Obata R, et al. Am J Hosp Palliat Care 2020.
BACKGROUND: With the highest number of cases in the world as of April 13, 2020, New York City (NYC) became the epicenter of the global coronavirus disease 2019 (COVID-19) pandemic. The data regarding palliative team involvement in patients with COVID-19, however, remains scarce. We aimed to investigate outcomes of palliative team involvement for the patients with COVID-19 in NYC.
METHODS: Consecutive 225 patients with confirmed COVID-19 requiring hospitalization in our urban academic medical center in NYC were analyzed. Patients were divided into 2 groups, those with a palliative care consult (palliative group: 14.2% [n = 32]) versus those with no palliative care consult (no palliative group: 85.8% [n = 193]).
RESULTS: The palliative group was older and had more comorbidities.
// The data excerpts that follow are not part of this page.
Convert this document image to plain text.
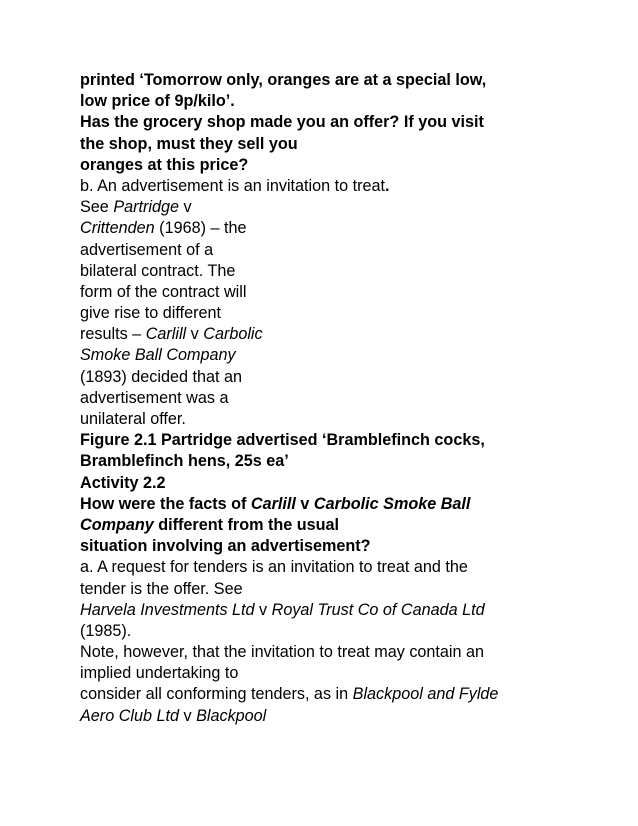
printed ‘Tomorrow only, oranges are at a special low,
low price of 9p/kilo’.
Has the grocery shop made you an offer? If you visit
the shop, must they sell you
oranges at this price?
b. An advertisement is an invitation to treat.
See Partridge v
Crittenden (1968) – the
advertisement of a
bilateral contract. The
form of the contract will
give rise to different
results – Carlill v Carbolic
Smoke Ball Company
(1893) decided that an
advertisement was a
unilateral offer.
Figure 2.1 Partridge advertised ‘Bramblefinch cocks,
Bramblefinch hens, 25s ea’
Activity 2.2
How were the facts of Carlill v Carbolic Smoke Ball
Company different from the usual
situation involving an advertisement?
a. A request for tenders is an invitation to treat and the
tender is the offer. See
Harvela Investments Ltd v Royal Trust Co of Canada Ltd
(1985).
Note, however, that the invitation to treat may contain an
implied undertaking to
consider all conforming tenders, as in Blackpool and Fylde
Aero Club Ltd v Blackpool
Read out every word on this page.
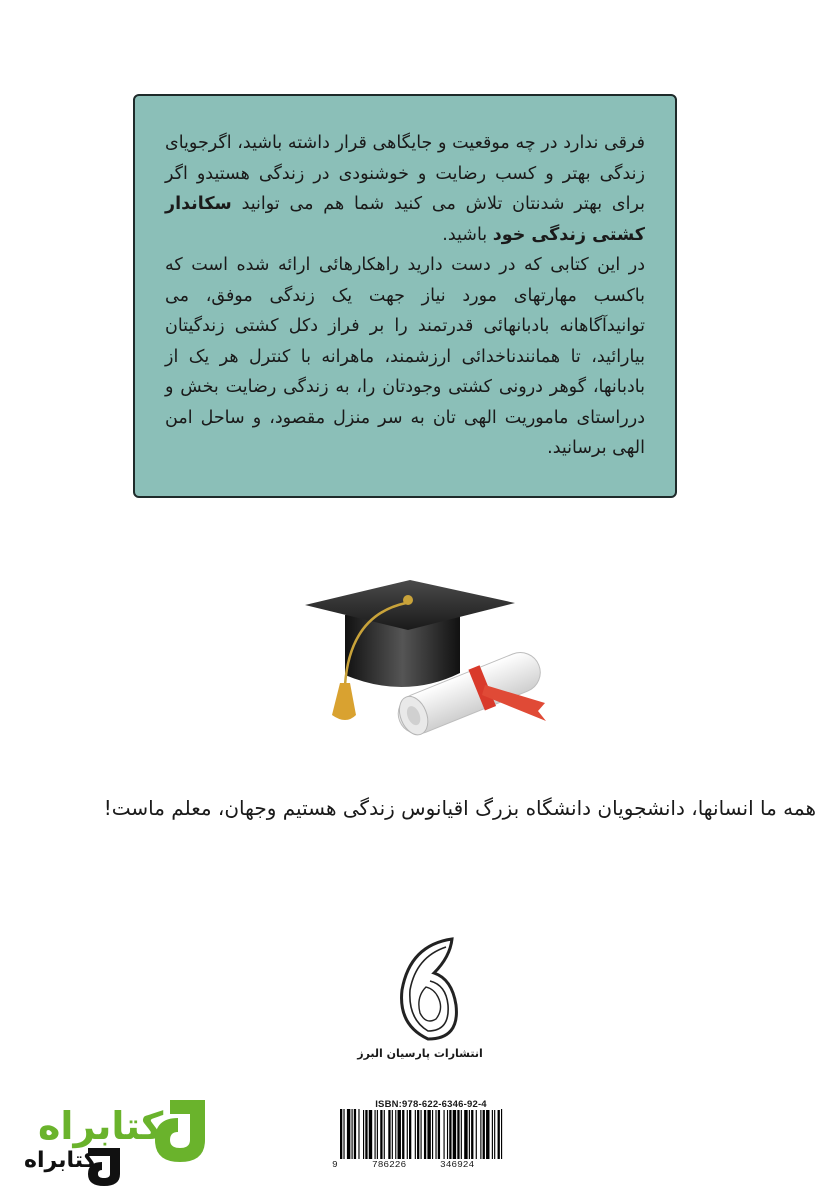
فرقی ندارد در چه موقعیت و جایگاهی قرار داشته باشید، اگرجویای زندگی بهتر و کسب رضایت و خوشنودی در زندگی هستیدو اگر برای بهتر شدنتان تلاش می کنید شما هم می توانید سکاندار کشتی زندگی خود باشید.

در این کتابی که در دست دارید راهکارهائی ارائه شده است که باکسب مهارتهای مورد نیاز جهت یک زندگی موفق، می توانیدآگاهانه بادبانهائی قدرتمند را بر فراز دکل کشتی زندگیتان بیارائید، تا همانندناخدائی ارزشمند، ماهرانه با کنترل هر یک از بادبانها، گوهر درونی کشتی وجودتان را، به زندگی رضایت بخش و درراستای ماموریت الهی تان به سر منزل مقصود، و ساحل امن الهی برسانید.

همه ما انسانها، دانشجویان دانشگاه بزرگ اقیانوس زندگی هستیم وجهان، معلم ماست!
انتشارات پارسیان البرز
ISBN:978-622-6346-92-4
9	786226	346924
کتابراه
کتابراه
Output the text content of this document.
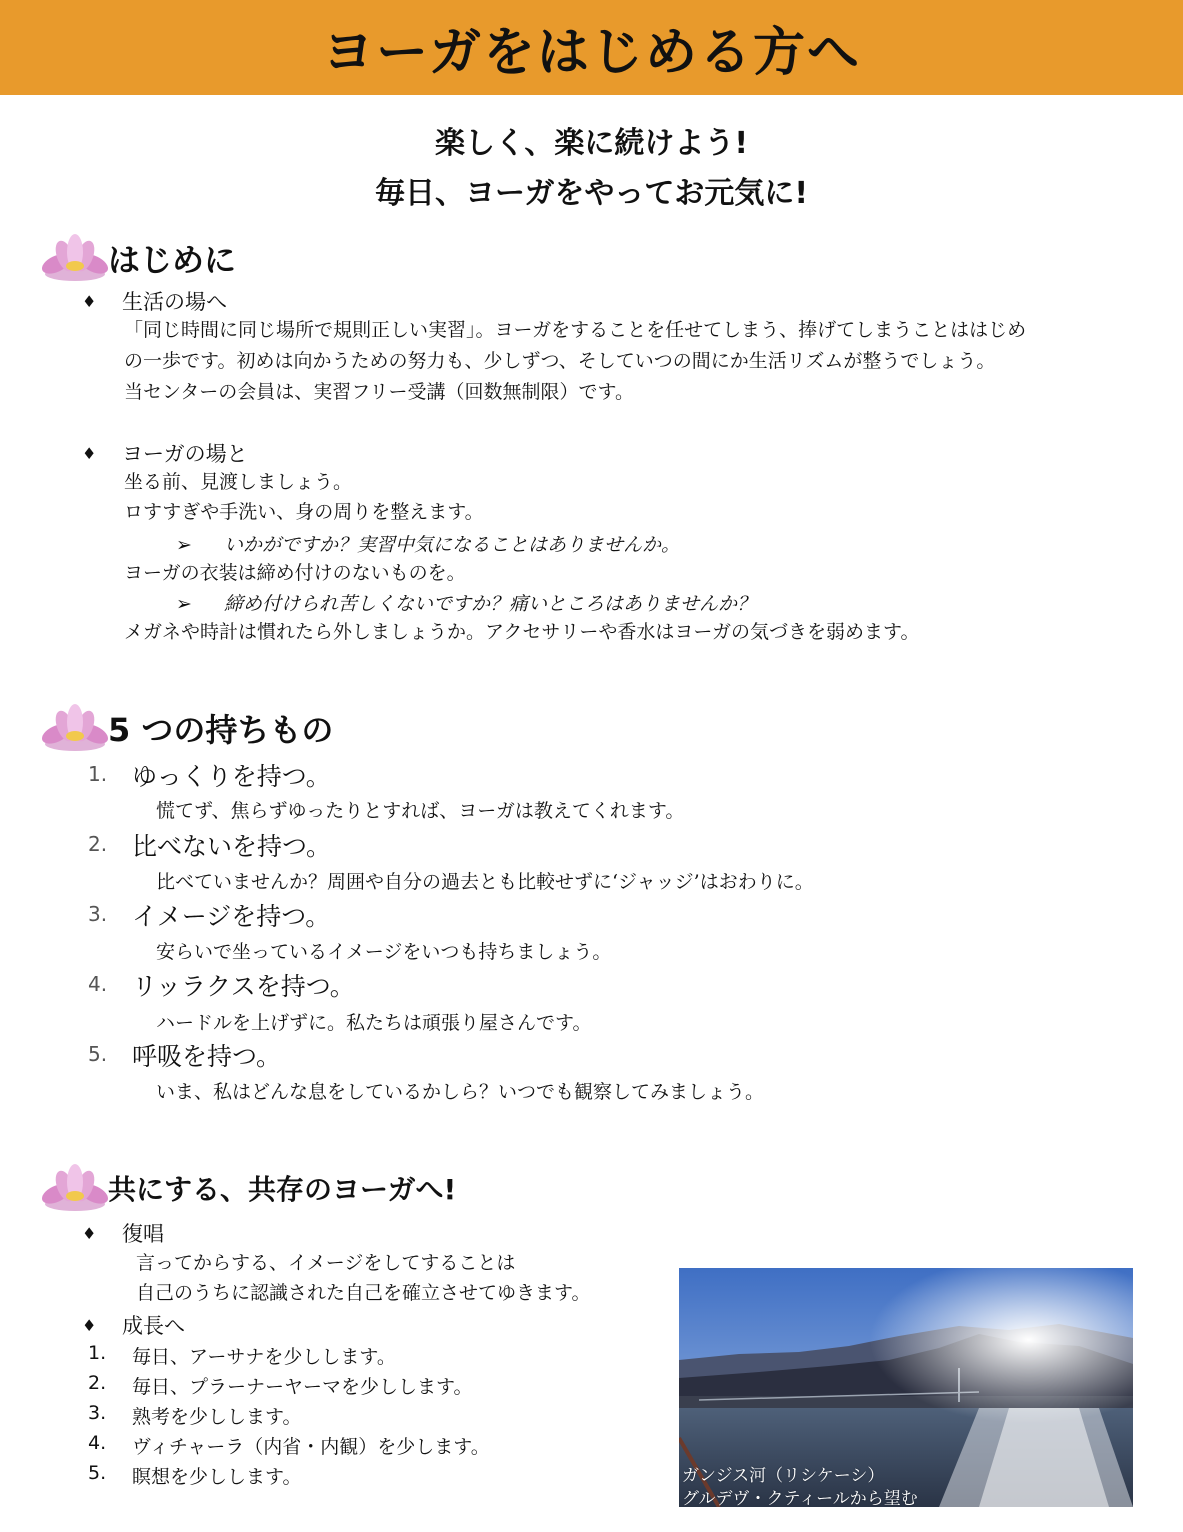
ヨーガをはじめる方へ
楽しく、楽に続けよう!
毎日、ヨーガをやってお元気に!
はじめに
♦	生活の場へ
「同じ時間に同じ場所で規則正しい実習」。ヨーガをすることを任せてしまう、捧げてしまうことははじめ
の一歩です。初めは向かうための努力も、少しずつ、そしていつの間にか生活リズムが整うでしょう。
当センターの会員は、実習フリー受講（回数無制限）です。
♦	ヨーガの場と
坐る前、見渡しましょう。
ロすすぎや手洗い、身の周りを整えます。
➢ いかがですか？実習中気になることはありませんか。
ヨーガの衣装は締め付けのないものを。
➢ 締め付けられ苦しくないですか？痛いところはありませんか？
メガネや時計は慣れたら外しましょうか。アクセサリーや香水はヨーガの気づきを弱めます。
5 つの持ちもの
1. ゆっくりを持つ。
慌てず、焦らずゆったりとすれば、ヨーガは教えてくれます。
2. 比べないを持つ。
比べていませんか？周囲や自分の過去とも比較せずに‘ジャッジ’はおわりに。
3. イメージを持つ。
安らいで坐っているイメージをいつも持ちましょう。
4. リッラクスを持つ。
ハードルを上げずに。私たちは頑張り屋さんです。
5. 呼吸を持つ。
いま、私はどんな息をしているかしら？いつでも観察してみましょう。
共にする、共存のヨーガへ!
♦	復唱
言ってからする、イメージをしてすることは
自己のうちに認識された自己を確立させてゆきます。
♦	成長へ
1.	毎日、アーサナを少しします。
2.	毎日、プラーナーヤーマを少しします。
3.	熟考を少しします。
4.	ヴィチャーラ（内省・内観）を少します。
5.	瞑想を少しします。	ガンジス河（リシケーシ）
グルデヴ・クティールから望む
During the hospital course, the palliative group had more intensive care unit stays, rapid response team activations, and more use of vasopressors (P < .05). Patients with palliative care had higher rates of invasive mechanical ventilation than those without (46.9% vs 10.4%, P < .001). Cardiopulmonary resuscitation was performed in 12 patients (6.5% vs 5.2%, P = .77) and death rate was 100% in both subsets. Notably, initial code status was not different between the 2 groups, however, code status at discharge was significantly different between them (P < .001). The rate of full code decreased by 70% in the palliative group and by 47.5% in the no palliative care group from admission to the time of death.
CONCLUSIONS: Critically ill patients hospitalized for COVID-19 benefit from palliative team consults by helping to clarify advanced directives and minimize futile resuscitative efforts.